For Origenis, the IZB era came to an end in 2023. We left the IZB and moved our offices and laboratories to new premises of over 1000 m2 at Semmelweisstrasse 1 in Steinkirchen.
Looking ahead, how do you feel about the future of the company and what are the next milestones you want to achieve?
We are very confident about the future because we have several business pillars that do not cannibalise each other. We have interesting and competitive products both on the drug and on the platform side. Our existence as a privately financed biotech company since 2006 alone shows that not everything has to be done according to external guidelines, that things can be done differently. I hope that we will continue to be very innovative and that we will be able to walk the tightrope between platform and development.
The IPO of Neuron23 would certainly be a milestone, even if we cannot control it. It would not only validate our platform on a broader scientific scale, but also be financially rewarding. For a company that started with nine people and now has almost thirty, this would be an excellent result.

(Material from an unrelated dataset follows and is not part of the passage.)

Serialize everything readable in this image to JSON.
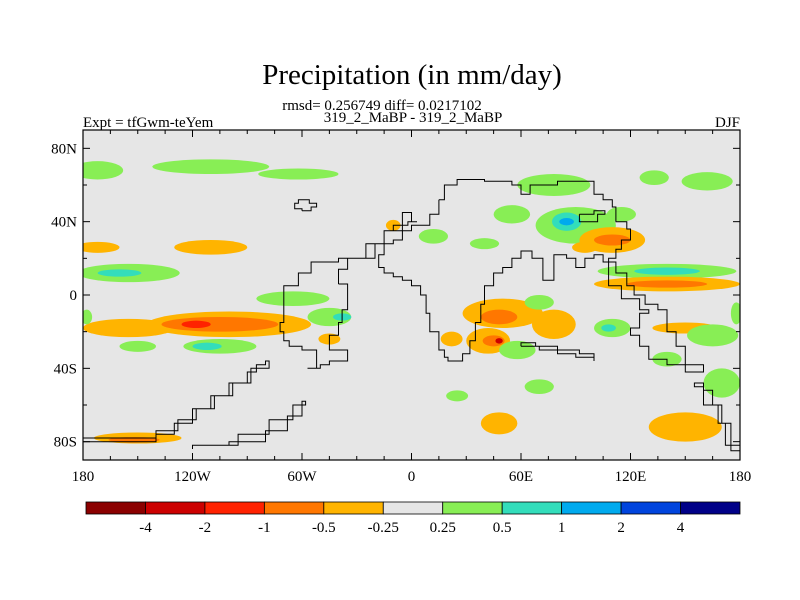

Our next milestone is to take our lead project, the only p-Tefb inhibitor with unobstructed CNS penetration for metastatic oncology and neuro-oncology applications, into the clinic in the next twelve months. We have already founded a company called cedekaPharma to finance and conduct the clinical development of this asset. A next spin-off could be in the area of other CDK inhibitors, with a continued focus on neurological and oncological applications. So, we are working to further validate and increase the value of our technology platform by generating additional spin-outs with partners.